RAL Tier1 weekly operations castor 11/02/2013
From GridPP Wiki
Revision as of 15:24, 11 February 2013 by Matt viljoen (Talk | contribs)
Contents
Operations News
- Preprod instance now functioning again, and test tape server (tcastor200) now upgraded to 2.1.13.
- After successfully testing 2.1.13 tape server, we have upgraded the first production tape server to 2.1.13 (lcgcts22)
- 2.1.13-7 now released and we are advised by CERN to upgrade to this version.
- Upgraded test systems to Jan errata and kernel
Operations Problems
- A known bug of obfuscated VO name has re-appeared in the ATLAS SRMs. This was last seen in April 2012. https://savannah.cern.ch/bugs/index.php?91389 The developers are restarting investigation, which appears to be one of memory corruption introduced by the SRM code.
- aliceDisk is full.

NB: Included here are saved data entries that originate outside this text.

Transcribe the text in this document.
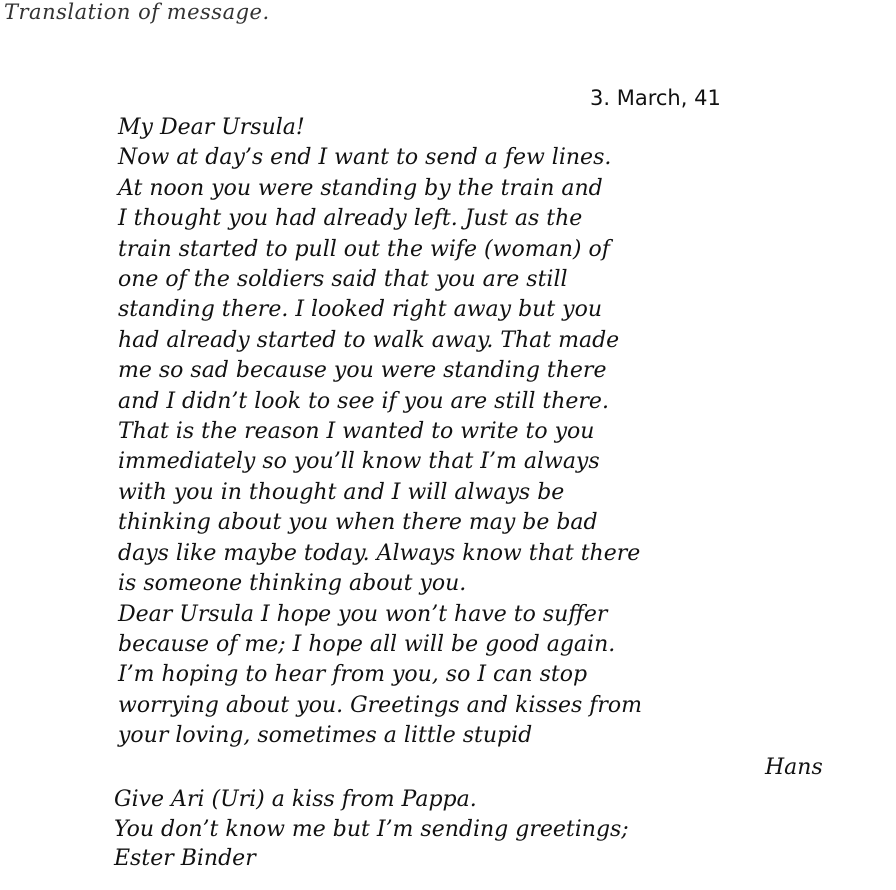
Translation of message.
3. March, 41
My Dear Ursula!
Now at day’s end I want to send a few lines.
At noon you were standing by the train and
I thought you had already left. Just as the
train started to pull out the wife (woman) of
one of the soldiers said that you are still
standing there. I looked right away but you
had already started to walk away. That made
me so sad because you were standing there
and I didn’t look to see if you are still there.
That is the reason I wanted to write to you
immediately so you’ll know that I’m always
with you in thought and I will always be
thinking about you when there may be bad
days like maybe today. Always know that there
is someone thinking about you.
Dear Ursula I hope you won’t have to suffer
because of me; I hope all will be good again.
I’m hoping to hear from you, so I can stop
worrying about you. Greetings and kisses from
your loving, sometimes a little stupid
Hans
Give Ari (Uri) a kiss from Pappa.
You don’t know me but I’m sending greetings;
Ester Binder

The VO has been told.
- Disk server draining continuing for ATLAS very slowly.
Blocking Issues
- Can't upgrade puppet until someone spends time learning about administering it (to replace Chris) and this may delay an SL6 upgrade
Planned, Scheduled and Cancelled Interventions
Entries in/planned to go to GOCDB none
Advanced Planning
Tasks
- Test and certify 2.1.13-7 with simplified Quattor templates
- Turn off Amanda backups
Interventions
- Upgrade tape servers to 2.1.13-7
- Upgrade central services (NS,CUPV,VDQM) from 2.1.11-9 to 2.1.13-7
- Upgrade stagers from 2.1.12 to 2.1.13
Staffing
- Castor on Call person
- Matthew
- Staff absence/out of the office:
- Matthew (Tue-Thu) A/L
- Shaun (all week) A/L
- Rob (Fri) A/L